VBT started working with South Florida’s Boatsetter by building out its owners app and now has an ongoing relationship with the leading peer-to-peer boat rental company. For Sensie, a Miami startup in the meditation space, VBT is building out its machine learning and AI, as well as its user experience.
VBT also has enterprise clients like Banyan Medical, an Omaha-based  enterprise medical company for which VBT is part of its digital transformation team. For Mapbox, which powers the mapping for Facebook, Tinder and Tesla, VBT is helping to build out open source libraries for React Native.
“All of this has given me a very unique perspective when we are working with startups. I say, would I invest in it? At the end of the day, we are investing our time. Our goal is to never just launch a product for a client. We build relationships with them and help make them successful and then ride along with them.”

WORK WITH DAN MARINO FOUNDATION

One of Very Big Things’ latest clients in the South Florida-based Dan Marino Foundation. “This one just spoke to us for a number of reasons.
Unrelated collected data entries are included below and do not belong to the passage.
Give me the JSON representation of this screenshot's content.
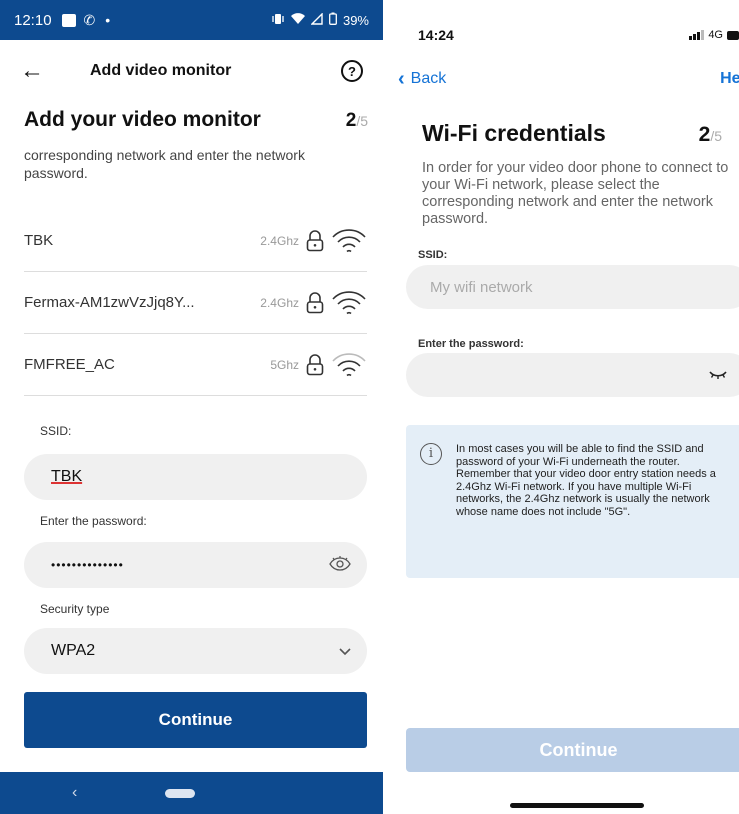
{
  "android": {
    "status": {
      "time": "12:10",
      "battery": "39%"
    },
    "appbar": {
      "title": "Add video monitor"
    },
    "heading": {
      "title": "Add your video monitor",
      "step": "2",
      "total": "/5"
    },
    "description": "corresponding network and enter the network password.",
    "networks": [
      {
        "name": "TBK",
        "band": "2.4Ghz"
      },
      {
        "name": "Fermax-AM1zwVzJjq8Y...",
        "band": "2.4Ghz"
      },
      {
        "name": "FMFREE_AC",
        "band": "5Ghz"
      }
    ],
    "form": {
      "ssid_label": "SSID:",
      "ssid_value": "TBK",
      "password_label": "Enter the password:",
      "password_value": "••••••••••••••",
      "security_label": "Security type",
      "security_value": "WPA2"
    },
    "continue_label": "Continue",
    "nav": {
      "back_glyph": "‹"
    },
    "colors": {
      "brand": "#0d4a8f"
    }
  },
  "ios": {
    "status": {
      "time": "14:24",
      "network": "4G"
    },
    "nav": {
      "back_label": "Back",
      "help_label": "Hel"
    },
    "heading": {
      "title": "Wi-Fi credentials",
      "step": "2",
      "total": "/5"
    },
    "description": "In order for your video door phone to connect to your Wi-Fi network, please select the corresponding network and enter the network password.",
    "form": {
      "ssid_label": "SSID:",
      "ssid_placeholder": "My wifi network",
      "password_label": "Enter the password:"
    },
    "info": {
      "line1": "In most cases you will be able to find the SSID and password of your Wi-Fi underneath the router.",
      "line2": "Remember that your video door entry station needs a 2.4Ghz Wi-Fi network. If you have multiple Wi-Fi networks, the 2.4Ghz network is usually the network whose name does not include \"5G\"."
    },
    "continue_label": "Continue",
    "colors": {
      "link": "#1573d6",
      "info_bg": "#e4eef7",
      "button_disabled": "#b9cde6"
    }
  }
}
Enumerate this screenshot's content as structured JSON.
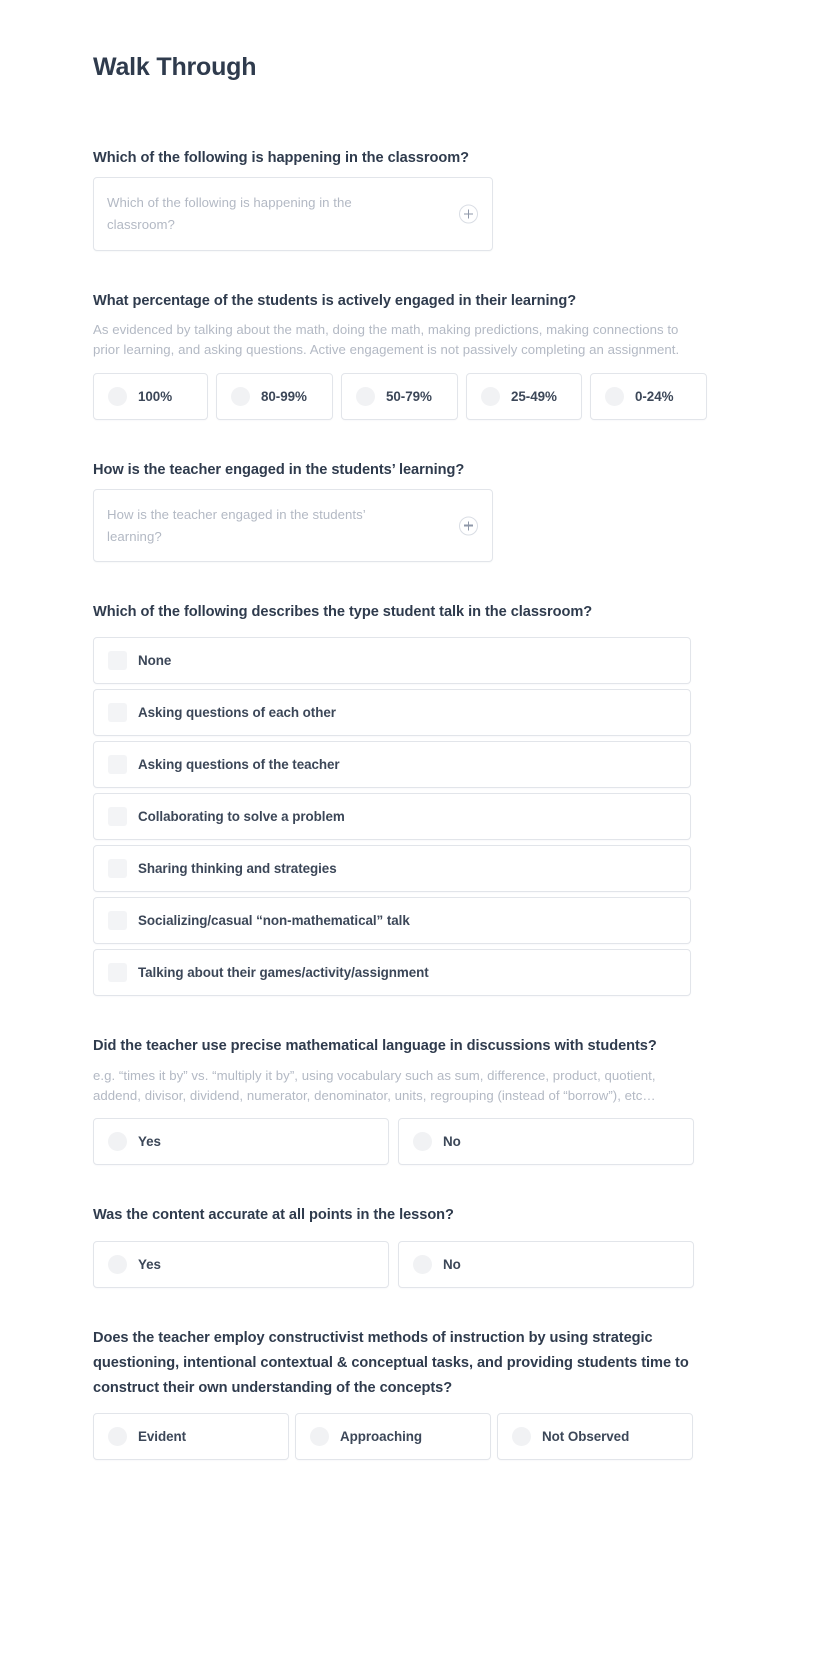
{
  "page": {
    "title": "Walk Through"
  },
  "questions": [
    {
      "id": "happening-in-classroom",
      "title": "Which of the following is happening in the classroom?",
      "type": "textarea",
      "placeholder": "Which of the following is happening in the classroom?",
      "add_icon": "plus-circle-icon"
    },
    {
      "id": "percentage-engaged",
      "title": "What percentage of the students is actively engaged in their learning?",
      "help": "As evidenced by talking about the math, doing the math, making predictions, making connections to prior learning, and asking questions. Active engagement is not passively completing an assignment.",
      "type": "radio-row",
      "options": [
        "100%",
        "80-99%",
        "50-79%",
        "25-49%",
        "0-24%"
      ]
    },
    {
      "id": "teacher-engaged",
      "title": "How is the teacher engaged in the students’ learning?",
      "type": "textarea",
      "placeholder": "How is the teacher engaged in the students’ learning?",
      "add_icon": "plus-circle-icon"
    },
    {
      "id": "student-talk-type",
      "title": "Which of the following describes the type student talk in the classroom?",
      "type": "checkbox-list",
      "options": [
        "None",
        "Asking questions of each other",
        "Asking questions of the teacher",
        "Collaborating to solve a problem",
        "Sharing thinking and strategies",
        "Socializing/casual “non-mathematical” talk",
        "Talking about their games/activity/assignment"
      ]
    },
    {
      "id": "precise-math-language",
      "title": "Did the teacher use precise mathematical language in discussions with students?",
      "help": "e.g. “times it by” vs. “multiply it by”, using vocabulary such as sum, difference, product, quotient, addend, divisor, dividend, numerator, denominator, units, regrouping (instead of “borrow”), etc…",
      "type": "radio-row",
      "options": [
        "Yes",
        "No"
      ]
    },
    {
      "id": "content-accurate",
      "title": "Was the content accurate at all points in the lesson?",
      "type": "radio-row",
      "options": [
        "Yes",
        "No"
      ]
    },
    {
      "id": "constructivist-methods",
      "title": "Does the teacher employ constructivist methods of instruction by using strategic questioning, intentional contextual & conceptual tasks, and providing students time to construct their own understanding of the concepts?",
      "type": "radio-row",
      "options": [
        "Evident",
        "Approaching",
        "Not Observed"
      ]
    }
  ],
  "colors": {
    "heading": "#2f3b4d",
    "label": "#3c4758",
    "muted": "#b3b9c4",
    "border": "#e2e5ea",
    "control_fill": "#f1f2f4",
    "background": "#ffffff"
  }
}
There’s the social good aspect and also the team at Dan Marino Foundation is so amazing.  Change will actually happen.”

Dan Marino Foundation Chief Executive Officer Mary Partin, Very Big Things Co-Founder & CEO Chris Stegner and Dan Marino Foundation Director of Creative Technology Santiago Bolivar.

Very Big Things will be launching Dan Marino Foundation’s first-ever web-based virtual reality product, a mock interview experience for young adults on the Autism spectrum. “People with developmental disabilities can do so many jobs really well and the biggest problem for them is the interview step. We thought let’s help them [Dan Marino Foundation] solve this big problem so they can get to do the jobs they are exceptional at doing,” said Stegner.
The goal is to extend the reach of the foundation’s existing Virtual Interactive Training Agent (ViTA), now only accessible through certain larger computer systems. Very Big Things will be creating the new virtual training program allowing the experience to be accessible on almost any computer, laptop or tablet anywhere. It plans to have the first version out this year.

VBT OPENS THIRD OFFICE

This year, Very Big Things has opened its third office, this one in Odessa, Ukraine. It also has a location in Zagreb, Coatia, where three of Stegner’s business partners also are based. VBT has about 10 employees in Fort Lauderdale, and about the same number in Ukraine, with the rest of the 45 in Croatia.
“In hiring, the number one thing I look for is that desire. We want to provide a fun workplace that people enjoy being at but at the same time we want people that are looking for something more. They want to be the best and aren’t afraid of chasing that goal.”
One of the back-end technologies Very Big Things uses is Elixir, and VBT said it has hired the second best Elixer developer in the world to join the team. In just 18 months or so, VBT has  grown from 2 clients and 7 employees to 3 offices, 45 employees and 15 long-term relationships with clients.
Stegner says South Florida is “getting there” as a tech hub because startups aren’t afraid to take chances.
“Everybody wants South Florida tech to do well and there are lots of meetups and so forth, which is great. But in my experience, the way we can help the most is to help make startups successful so they are put in the national spotlight and it blows up from there.”

Very Big Things team in Ukraine. Photos provided by Very Big Things.